Using the example I originally sent, we had:
                                                              SGML
term or
      Content-ID:                     Contents                App
convention
      <10024(_dot_)761615492(_dot_)3(_at_)ulua>       SGML document           
App
      <10024(_dot_)761615492(_dot_)4(_at_)ulua>       external entity         
SGML
      <10024(_dot_)761615492(_dot_)5(_at_)ulua>       SGML document entity    
SGML
      <10024(_dot_)761615492(_dot_)6(_at_)ulua>       SGML text entity        
SGML
      <10024(_dot_)761615492(_dot_)7(_at_)ulua>       SGML declaration        
App

Your suggestion makes it look like:
      Content-ID:                     Contents
      <10024(_dot_)761615492(_dot_)3(_at_)ulua>       SGML document           
App
      <10024(_dot_)761615492(_dot_)4(_at_)ulua>       external entity         
SGML
      <10024(_dot_)761615492(_dot_)5(_at_)ulua>       prolog                  
App
      <10024(_dot_)761615492(_dot_)6(_at_)ulua>       external entity         
SGML
      <10024(_dot_)761615492(_dot_)7(_at_)ulua>       declaration             
App
      <10024(_dot_)761615492(_dot_)8(_at_)ulua>       instance                
App

But in the end, it's not really critical that SGML text entities map
exactly to MIME body parts (even my proposal did app-specific stuff
with the SGML declaration). [Hmmm... until you start talking about
subdocument entities... I think a concrete example of this is in
order.]

The critical thing is how all this interacts with available (and
conceivable) tools. For example, with either of the above examples, I
could do
      
      mhn store cur

and get several files: 4.sgml, 5.sgml, 6.sgml, ...
After I replace system identifiers (SYSTEM 
"10024(_dot_)761615492(_dot_)6(_at_)ulua")
with filenames (SYSTEM "6.sgml") in those files, I could validate the
document using:

      sgmls -s 7.sgml 5.sgml          # Connolly's version, or
      sgmls -s 7.sgml 5.sgml 8.sgml   # Levinson's version

Hmmm... about replacing system identifiers... this could be a _really_
tedious process. ...

The unpacker will take care of the tedium.  It will have the
information it needs from the Content-ID and Content-type headers.  Of
course it must parse the subdoc and the entity structure to do that.

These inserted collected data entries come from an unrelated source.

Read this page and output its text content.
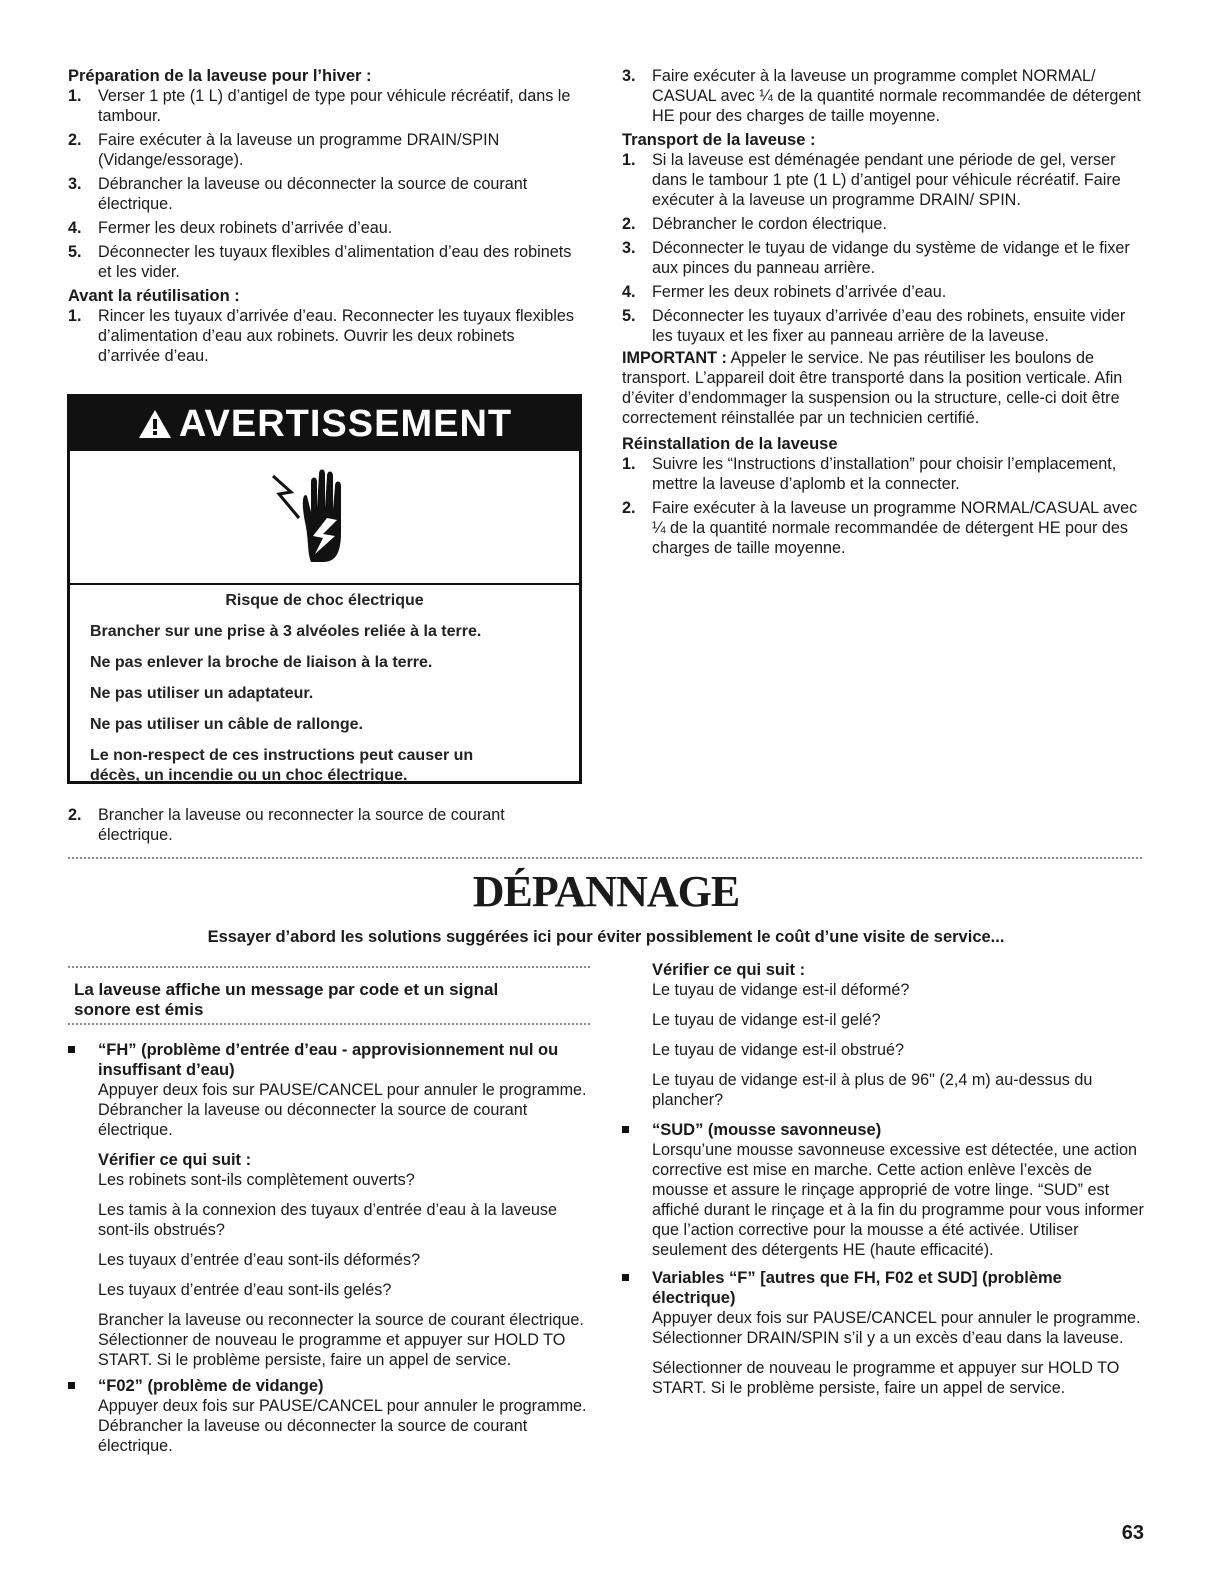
Préparation de la laveuse pour l’hiver :
1. Verser 1 pte (1 L) d’antigel de type pour véhicule récréatif, dans le tambour.
2. Faire exécuter à la laveuse un programme DRAIN/SPIN (Vidange/essorage).
3. Débrancher la laveuse ou déconnecter la source de courant électrique.
4. Fermer les deux robinets d’arrivée d’eau.
5. Déconnecter les tuyaux flexibles d’alimentation d’eau des robinets et les vider.
Avant la réutilisation :
1. Rincer les tuyaux d’arrivée d’eau. Reconnecter les tuyaux flexibles d’alimentation d’eau aux robinets. Ouvrir les deux robinets d’arrivée d’eau.
AVERTISSEMENT
Risque de choc électrique

Brancher sur une prise à 3 alvéoles reliée à la terre.

Ne pas enlever la broche de liaison à la terre.

Ne pas utiliser un adaptateur.

Ne pas utiliser un câble de rallonge.

Le non-respect de ces instructions peut causer un décès, un incendie ou un choc électrique.

2. Brancher la laveuse ou reconnecter la source de courant électrique.
3. Faire exécuter à la laveuse un programme complet NORMAL/ CASUAL avec ¼ de la quantité normale recommandée de détergent HE pour des charges de taille moyenne.
Transport de la laveuse :
1. Si la laveuse est déménagée pendant une période de gel, verser dans le tambour 1 pte (1 L) d’antigel pour véhicule récréatif. Faire exécuter à la laveuse un programme DRAIN/ SPIN.
2. Débrancher le cordon électrique.
3. Déconnecter le tuyau de vidange du système de vidange et le fixer aux pinces du panneau arrière.
4. Fermer les deux robinets d’arrivée d’eau.
5. Déconnecter les tuyaux d’arrivée d’eau des robinets, ensuite vider les tuyaux et les fixer au panneau arrière de la laveuse.

IMPORTANT : Appeler le service. Ne pas réutiliser les boulons de transport. L’appareil doit être transporté dans la position verticale. Afin d’éviter d’endommager la suspension ou la structure, celle-ci doit être correctement réinstallée par un technicien certifié.

Réinstallation de la laveuse
1. Suivre les “Instructions d’installation” pour choisir l’emplacement, mettre la laveuse d’aplomb et la connecter.
2. Faire exécuter à la laveuse un programme NORMAL/CASUAL avec ¼ de la quantité normale recommandée de détergent HE pour des charges de taille moyenne.
DÉPANNAGE
Essayer d’abord les solutions suggérées ici pour éviter possiblement le coût d’une visite de service...
La laveuse affiche un message par code et un signal sonore est émis
“FH” (problème d’entrée d’eau - approvisionnement nul ou insuffisant d’eau)

Appuyer deux fois sur PAUSE/CANCEL pour annuler le programme. Débrancher la laveuse ou déconnecter la source de courant électrique.

Vérifier ce qui suit :

Les robinets sont-ils complètement ouverts?

Les tamis à la connexion des tuyaux d’entrée d’eau à la laveuse sont-ils obstrués?

Les tuyaux d’entrée d’eau sont-ils déformés?

Les tuyaux d’entrée d’eau sont-ils gelés?

Brancher la laveuse ou reconnecter la source de courant électrique. Sélectionner de nouveau le programme et appuyer sur HOLD TO START. Si le problème persiste, faire un appel de service.

“F02” (problème de vidange)

Appuyer deux fois sur PAUSE/CANCEL pour annuler le programme. Débrancher la laveuse ou déconnecter la source de courant électrique.

Vérifier ce qui suit :

Le tuyau de vidange est-il déformé?

Le tuyau de vidange est-il gelé?

Le tuyau de vidange est-il obstrué?

Le tuyau de vidange est-il à plus de 96" (2,4 m) au-dessus du plancher?

“SUD” (mousse savonneuse)

Lorsqu’une mousse savonneuse excessive est détectée, une action corrective est mise en marche. Cette action enlève l’excès de mousse et assure le rinçage approprié de votre linge. “SUD” est affiché durant le rinçage et à la fin du programme pour vous informer que l’action corrective pour la mousse a été activée. Utiliser seulement des détergents HE (haute efficacité).

Variables “F” [autres que FH, F02 et SUD] (problème électrique)

Appuyer deux fois sur PAUSE/CANCEL pour annuler le programme. Sélectionner DRAIN/SPIN s’il y a un excès d’eau dans la laveuse.

Sélectionner de nouveau le programme et appuyer sur HOLD TO START. Si le problème persiste, faire un appel de service.

63
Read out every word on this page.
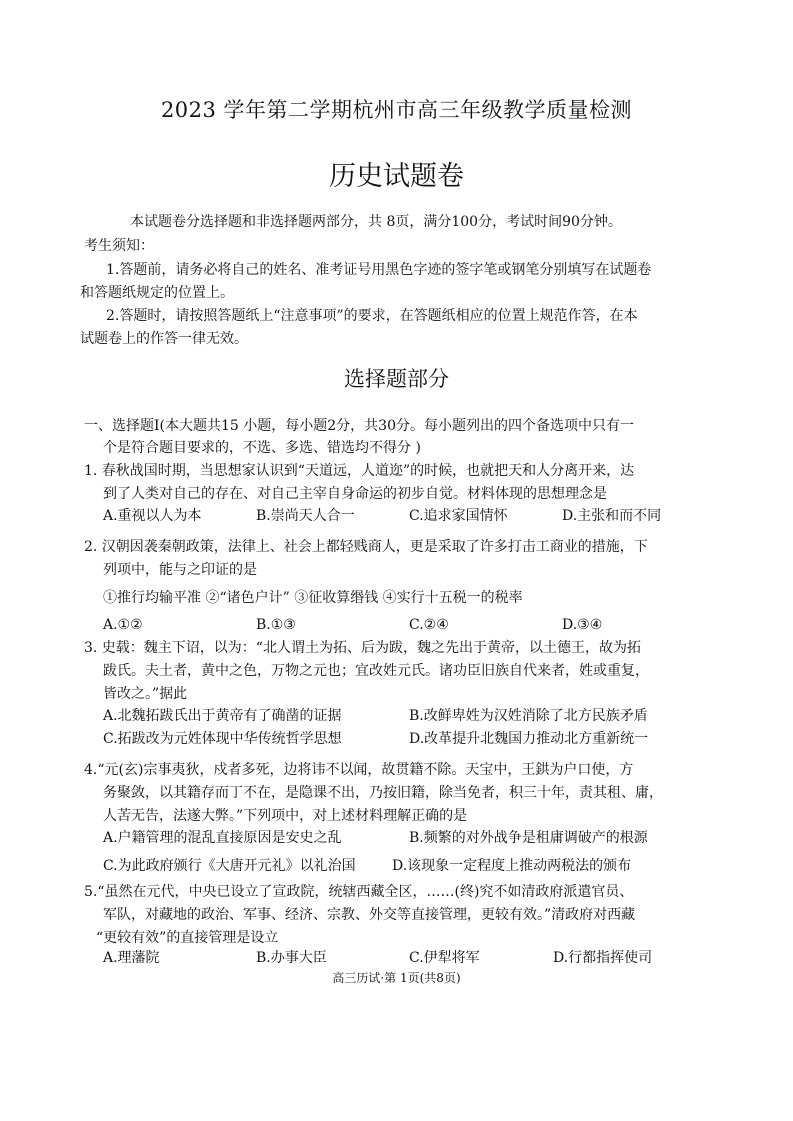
2023 学年第二学期杭州市高三年级教学质量检测
历史试题卷
本试题卷分选择题和非选择题两部分，共 8页，满分100分，考试时间90分钟。
考生须知：
1.答题前，请务必将自己的姓名、准考证号用黑色字迹的签字笔或钢笔分别填写在试题卷
和答题纸规定的位置上。
2.答题时，请按照答题纸上“注意事项”的要求，在答题纸相应的位置上规范作答，在本
试题卷上的作答一律无效。
选择题部分
一、选择题Ⅰ(本大题共15 小题，每小题2分，共30分。每小题列出的四个备选项中只有一
个是符合题目要求的，不选、多选、错选均不得分 )
1. 春秋战国时期，当思想家认识到“天道远，人道迩”的时候，也就把天和人分离开来，达
到了人类对自己的存在、对自己主宰自身命运的初步自觉。材料体现的思想理念是
A.重视以人为本	B.崇尚天人合一	C.追求家国情怀	D.主张和而不同
2. 汉朝因袭秦朝政策，法律上、社会上都轻贱商人，更是采取了许多打击工商业的措施，下
列项中，能与之印证的是
①推行均输平准 ②“诸色户计” ③征收算缗钱 ④实行十五税一的税率
A.①②	B.①③	C.②④	D.③④
3. 史载：魏主下诏，以为：“北人谓土为拓、后为跋，魏之先出于黄帝，以土德王，故为拓
跋氏。夫土者，黄中之色，万物之元也；宜改姓元氏。诸功臣旧族自代来者，姓或重复，
皆改之。”据此
A.北魏拓跋氏出于黄帝有了确凿的证据	B.改鲜卑姓为汉姓消除了北方民族矛盾
C.拓跋改为元姓体现中华传统哲学思想	D.改革提升北魏国力推动北方重新统一
4.“元(玄)宗事夷狄，戍者多死，边将讳不以闻，故贯籍不除。天宝中，王鉷为户口使，方
务聚敛，以其籍存而丁不在，是隐课不出，乃按旧籍，除当免者，积三十年，责其租、庸，
人苦无告，法遂大弊。”下列项中，对上述材料理解正确的是
A.户籍管理的混乱直接原因是安史之乱	B.频繁的对外战争是租庸调破产的根源
C.为此政府颁行《大唐开元礼》以礼治国	D.该现象一定程度上推动两税法的颁布
5.“虽然在元代，中央已设立了宣政院，统辖西藏全区，……(终)究不如清政府派遣官员、
军队，对藏地的政治、军事、经济、宗教、外交等直接管理，更较有效。”清政府对西藏
“更较有效”的直接管理是设立
A.理藩院	B.办事大臣	C.伊犁将军	D.行都指挥使司
高三历试·第 1页(共8页)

* As it stands, the MIME/SGML packer/unpacker cannot be implemented as
an SGML layer over MIME or as a MIME layer over SGML -- it must be a
piece of software that understands both simultaneously (see the above
entity usage). I suggest that instead of messing with the SYSTEM
identifiers in the data stream, we do an external mapping. Using the
above example, the packer would write:

This approach has been proposed to the SGMLOpen Technical Committee.
I intend to comment on that proposal so I will defer for now except to
make some general comments and give an outline of my thoughts.  Not
all entity managers are alike nor entity manager configuration files.  
To use the manager approach requires standards for configuration
files, or updates to them and the ability to dynamically add entries
to the configuration file.  In contrast, using the content-ID allows
a layer of impedance matching software to straighten out the
differences between implementation.  The cost, as you point out, is in
the complexity of the packer and unpacker.  The issue though is
interworkability and the content-ID approach provides, I believe, 
greater
interworkability.

* It's not clear how the single application/sgml body part works.
[example deleted]
This implies an algorithm for producing an SGML document entity from
a public identifier for a DTD and an instance. I don't quite see how
to do this in general (what's the name of the DOCTYPE?).

Given the previous discussion dtd=... would become prolog= and that
might be quite simple, perhaps referencing the public dtd in the
example.

Dan, I know I did not respond to everything you wrote but I will
review you comments further.  Again I travel this week so responses
will be slow.  I acknowledge the effort you've put into understanding
the proposal and working out the implications.  I appreciate it.